ULBP-2 was detected in all three secretomes but was not upregulated in the UCB microarray data. ULBP-2 is a membrane bound ligand for the NKG2D receptor and is widely expressed in tumours but not normal tissues (Onda et al, 2001) and shed by proteases (Waldhauer and Steinle, 2006). A recent study found serum ULBP-2 to perform at least as well as CA19-9 for detecting pancreatic cancer (Chang et al, 2011). In contrast to HAI-1 and midkine, we did not observe a significant increase in urinary ULBP-2 in patients with UCB. This is consistent with the notion that upregulation in transcriptome data is a useful way to select candidate biomarkers from secretome data, and also that the increased levels of midkine and HAI-1 in the urine of UCB patients do not arise from a non-specific leakage of cellular proteins from the tumour.
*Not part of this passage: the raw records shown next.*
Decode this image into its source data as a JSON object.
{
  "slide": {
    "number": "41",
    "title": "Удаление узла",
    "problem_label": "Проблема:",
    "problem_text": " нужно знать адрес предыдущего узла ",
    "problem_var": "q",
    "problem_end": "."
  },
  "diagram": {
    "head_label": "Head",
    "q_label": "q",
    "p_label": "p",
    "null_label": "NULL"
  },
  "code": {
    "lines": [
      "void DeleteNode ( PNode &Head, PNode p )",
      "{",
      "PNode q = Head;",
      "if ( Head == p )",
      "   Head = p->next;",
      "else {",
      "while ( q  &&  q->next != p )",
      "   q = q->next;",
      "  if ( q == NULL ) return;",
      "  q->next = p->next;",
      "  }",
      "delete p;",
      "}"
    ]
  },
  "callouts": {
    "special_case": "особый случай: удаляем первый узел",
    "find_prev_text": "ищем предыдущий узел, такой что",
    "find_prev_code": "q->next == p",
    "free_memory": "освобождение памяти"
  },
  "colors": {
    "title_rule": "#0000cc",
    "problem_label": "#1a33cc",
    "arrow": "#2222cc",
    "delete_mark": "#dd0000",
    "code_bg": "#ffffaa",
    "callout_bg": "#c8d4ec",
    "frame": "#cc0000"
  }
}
In addition, plasma levels of HAI-1 and midkine are not high enough for tumour associated haematuria to account for the elevated urinary levels of these proteins and the two proteins are increased to different extents in different samples and do not correlate well with haematuria (data not shown).

In conclusion, proteins that are both identified in UCB cell line secretomes and upregulated at the mRNA level in UCB may be useful as urinary biomarkers for UCB as exemplified by the elevation of both midkine and HAI-1 in the urine of UCB patients. This method avoids the difficulties of in-depth proteomic analysis of body fluids and the lack of suitable comparator cell lines to select cancer-specific markers from cancer cell line secretomes. This approach has now proven useful in several types of tumour and may be of widespread applicability in the cancer biomarker field.